# Chainsaw Gloves - choice



## FNEC (Aug 22, 2022)

Hi,

I have used the Stihl Dynamic for some time but finger leather gone and I need to replace. Finding them in Northern Ireland or even online is difficult. 

Alternatives for online ordering are
STEIN Chainsaw Resistant Glove (cheapest)
Arbortec XT Chainsaw Gloves
Arbortec Xpert Chainsaw Gloves

Any experience of these? As I am probably going to have to order them without trying fit/comfort etc.


----------



## thomasinvancouver (Sep 10, 2022)

Goat skin leather. I have a pair that I adore from a company (Geir glove co?) in Centralia, WA USA) that are the cat’s meow.


----------



## Mafun464 (Sep 11, 2022)

Personally use milwaukee goatskin gloves have two sets.

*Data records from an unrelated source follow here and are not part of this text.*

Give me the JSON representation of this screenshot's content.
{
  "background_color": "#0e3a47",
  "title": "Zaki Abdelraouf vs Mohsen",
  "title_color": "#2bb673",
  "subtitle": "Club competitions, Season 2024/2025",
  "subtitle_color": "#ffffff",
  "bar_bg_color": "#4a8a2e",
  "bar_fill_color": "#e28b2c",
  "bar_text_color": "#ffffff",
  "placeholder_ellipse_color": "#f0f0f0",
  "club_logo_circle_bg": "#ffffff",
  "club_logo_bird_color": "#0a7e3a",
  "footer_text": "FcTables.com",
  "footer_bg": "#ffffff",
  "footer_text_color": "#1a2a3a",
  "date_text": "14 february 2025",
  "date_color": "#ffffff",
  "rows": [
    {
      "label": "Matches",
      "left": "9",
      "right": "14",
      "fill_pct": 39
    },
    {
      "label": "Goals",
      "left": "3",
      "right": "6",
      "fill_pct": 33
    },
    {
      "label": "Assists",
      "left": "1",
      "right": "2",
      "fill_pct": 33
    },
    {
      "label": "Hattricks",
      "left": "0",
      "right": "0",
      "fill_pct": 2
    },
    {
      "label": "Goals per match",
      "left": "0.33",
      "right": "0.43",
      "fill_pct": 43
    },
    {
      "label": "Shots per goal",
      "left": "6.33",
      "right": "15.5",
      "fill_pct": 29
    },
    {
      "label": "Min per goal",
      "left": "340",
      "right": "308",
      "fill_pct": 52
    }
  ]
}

The level 3 impact i run most often but have there standard goatskins that i use for anything and everything


----------



## lohan808 (Sep 12, 2022)

Do you need your fingers free? If cutting in colder climes, I would recommend SWEDE PRO chainsaw mittens. I use them in the winter. The are chainstop fabric lined and leather up front.


----------



## soloz2 (Sep 13, 2022)

Not specifically chainsaw gloves, but I use and like my Mechanix wear cut resistant gloves


----------